UN nuclear watchdog welcomes Iran-US peace deal, starts technical work on uranium verification
IAEA chief Rafael Grossi announces the beginning of verification efforts as Iran commits to downblending its enriched uranium stockpile under international supervision
The International Atomic Energy Agency just got the green light to do what it does best: count centrifuges and verify promises. IAEA Director General Rafael Grossi announced on June 18 that the agency has begun technical work on nuclear verification following a peace deal framework between Iran and the United States.
The agreement, brokered in part by Oman, commits Iran to downblending its enriched uranium stockpiles under IAEA supervision. Those stockpiles were reported at over 400 kg enriched to 60% purity as of May 2025.
From non-compliance to negotiation table
This deal arrives barely a year after the IAEA found Iran non-compliant with its nuclear obligations for the first time in two decades. That finding, issued on June 12, 2025, marked a formal acknowledgment that years of incremental escalation had crossed a threshold the international community could no longer politely ignore.
Oman served as a key mediator, facilitating direct interactions between US and Iranian negotiators. The resulting framework goes beyond just nuclear issues. It encompasses the reopening of the Strait of Hormuz, a waterway through which roughly a fifth of the world’s oil supply passes, and outlines a phased sanctions relief process for Iran. The nuclear component, specifically the downblending of enriched uranium under IAEA cameras and inspectors, represents the most concrete and verifiable element of the broader package.
Not your father’s JCPOA
This is not a revival of the 2015 Joint Comprehensive Plan of Action, the landmark nuclear agreement that the US withdrew from in 2018. While the new framework references prior JCPOA structures, the current framework takes a more modular approach: secure the most urgent concessions now, particularly the downblending of that 60%-enriched stockpile, and leave deeper discussions about Iran’s broader nuclear activities for future rounds of talks.

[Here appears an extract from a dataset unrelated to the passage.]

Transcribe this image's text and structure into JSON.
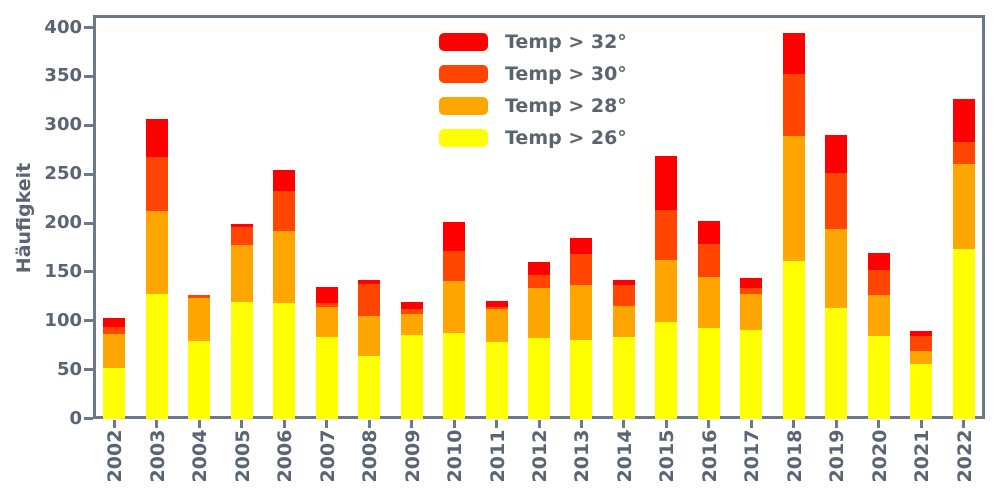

The 400 kg of 60%-enriched uranium is particularly significant because material at that purity level sits uncomfortably close to weapons-grade. Enriching from 60% to the roughly 90% needed for a nuclear weapon is a relatively short technical step compared to reaching 60% from natural uranium levels.
What this means for markets and global risk appetite
The Strait of Hormuz commitment alone has significant implications for global energy markets. If phased sanctions relief materializes as outlined, it could eventually bring additional Iranian oil production back onto global markets. Iran has historically been one of OPEC’s larger producers, and even a partial return to pre-sanctions export levels would shift supply dynamics in a market that has been tightly balanced.
Investors should watch two things closely. First, whether the IAEA’s technical work proceeds on schedule and without obstruction from Iran, since any delays or access issues would signal the framework is shakier than advertised. Second, the timeline and conditionality of sanctions relief, because that’s where the real economic impact lives and where the deal is most likely to encounter political resistance in both Washington and Tehran.